[Mailman-Users] email based subscriptions
Jon Carnes
jonc at nc.rr.com
Tue Feb 12 05:56:38 CET 2002
This should get you started:
- Mailman is written very modular. Each module does a specific part of the
process of the listserver.
- Look in ~mailman/Mailman for the module (or sub-program) that is sending
the success message from the email subscribe
- The source code is in a file with the extension .py, the compiled source
is in a file named after the module with an extension of .pyc.
- When run via Python, it checks the source to see if it has a recent
compiled version - the .pyc file. If that file exists and it was created at
the same time or later than the module was last changed, then it executes the
compiled program. Otherwise it deletes the old compiled version and
recompiles the source automagically. Very cool.
- Python is extremely easy to read and figure out. Give it a run and you'll
soon be programming in it with ease.
You can also check out the users lists archives. My self and many others
have written extensively about modifying the source code. You will even find
lists of various modules and their functions. I'm not saying its all
documented, but a lot of it is.
If you need a knudge or two in the right direction, I'll help you out a bit,
but I don't have any cycles open till Friday.
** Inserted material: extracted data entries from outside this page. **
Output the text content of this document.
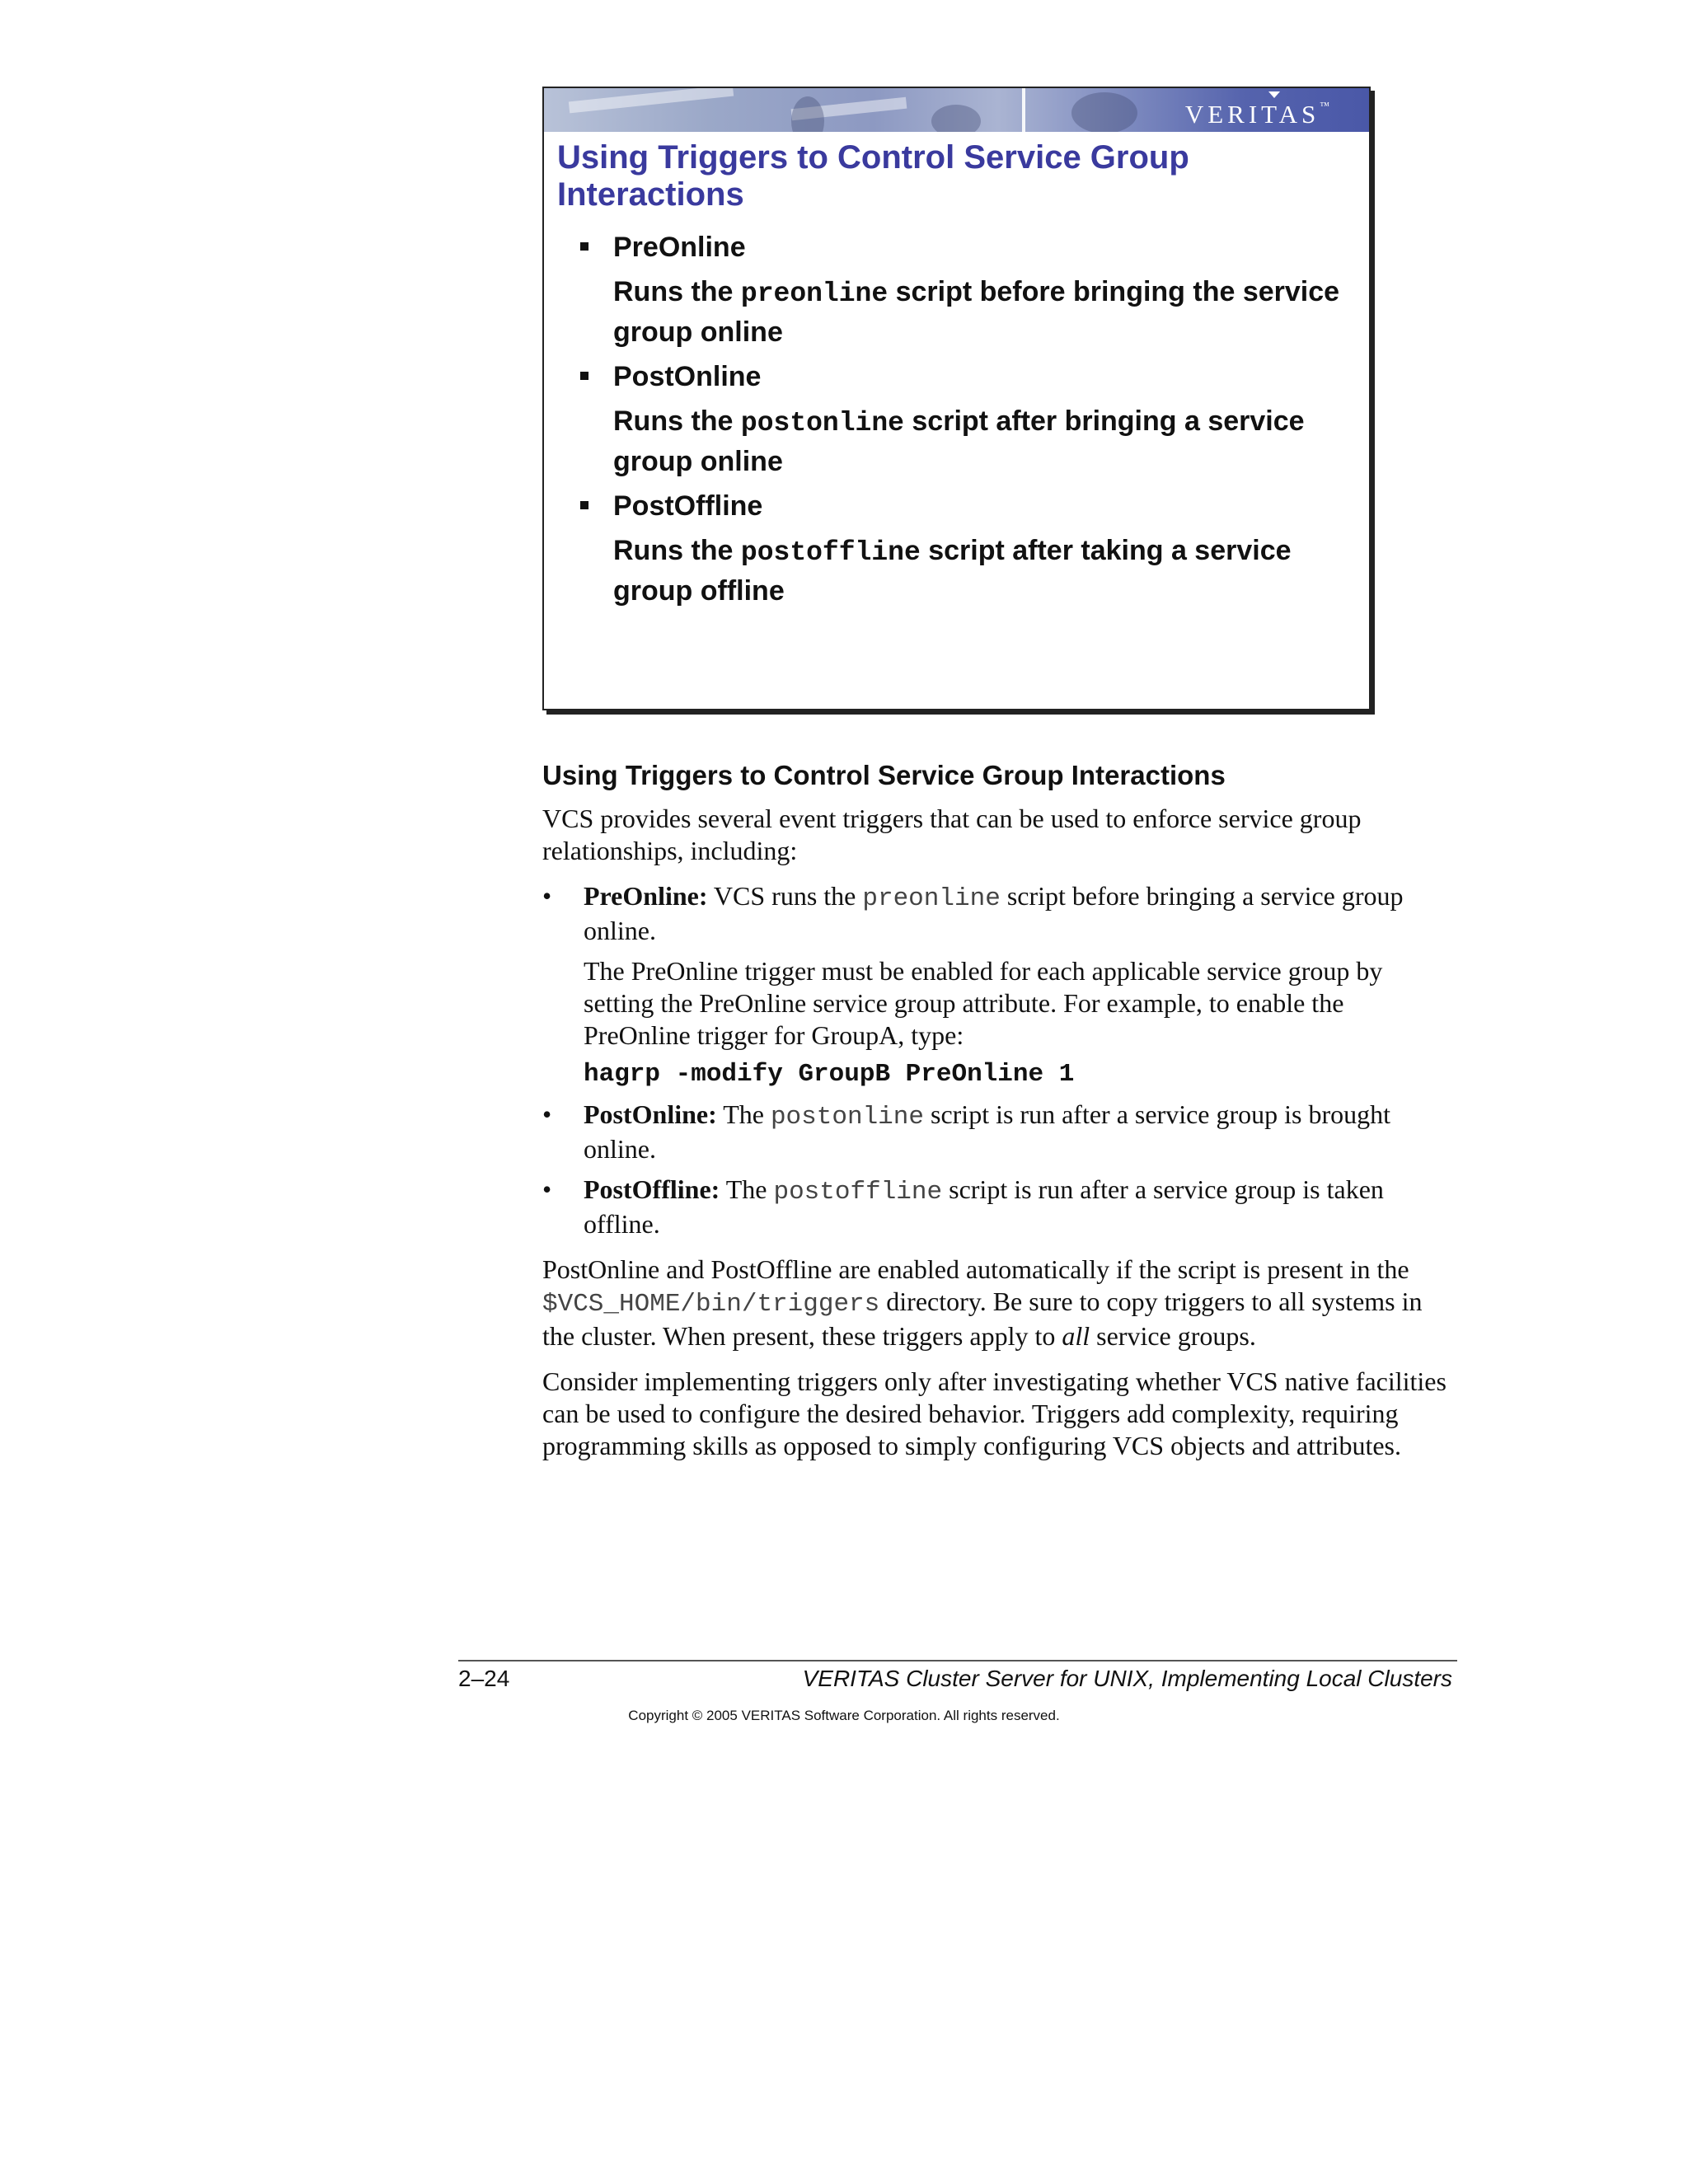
VERITAS™
Using Triggers to Control Service Group
Interactions
PreOnline
Runs the preonline script before bringing the service group online
PostOnline
Runs the postonline script after bringing a service group online
PostOffline
Runs the postoffline script after taking a service group offline
Using Triggers to Control Service Group Interactions

VCS provides several event triggers that can be used to enforce service group relationships, including:

• PreOnline: VCS runs the preonline script before bringing a service group online.
The PreOnline trigger must be enabled for each applicable service group by setting the PreOnline service group attribute. For example, to enable the PreOnline trigger for GroupA, type:
hagrp -modify GroupB PreOnline 1
• PostOnline: The postonline script is run after a service group is brought online.
• PostOffline: The postoffline script is run after a service group is taken offline.

PostOnline and PostOffline are enabled automatically if the script is present in the $VCS_HOME/bin/triggers directory. Be sure to copy triggers to all systems in the cluster. When present, these triggers apply to all service groups.

Consider implementing triggers only after investigating whether VCS native facilities can be used to configure the desired behavior. Triggers add complexity, requiring programming skills as opposed to simply configuring VCS objects and attributes.

2–24	VERITAS Cluster Server for UNIX, Implementing Local Clusters
Copyright © 2005 VERITAS Software Corporation. All rights reserved.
Good Luck - Jon Carnes
===
On Monday 11 February 2002 11:08 pm, Christopher Maujean wrote:
> Where in the source would I find this functionality? I don't know
> python, and will be flying by the seat of my pants on this one. What are
> the binary files that seem to match each source file, do I need to
> compile somehow after editing the source?
>
> On Mon, 2002-02-11 at 20:00, Jon Carnes wrote:
> > There are many ways to do this. The best way is to edit the source code.
> > That would stop all email success messages from being sent.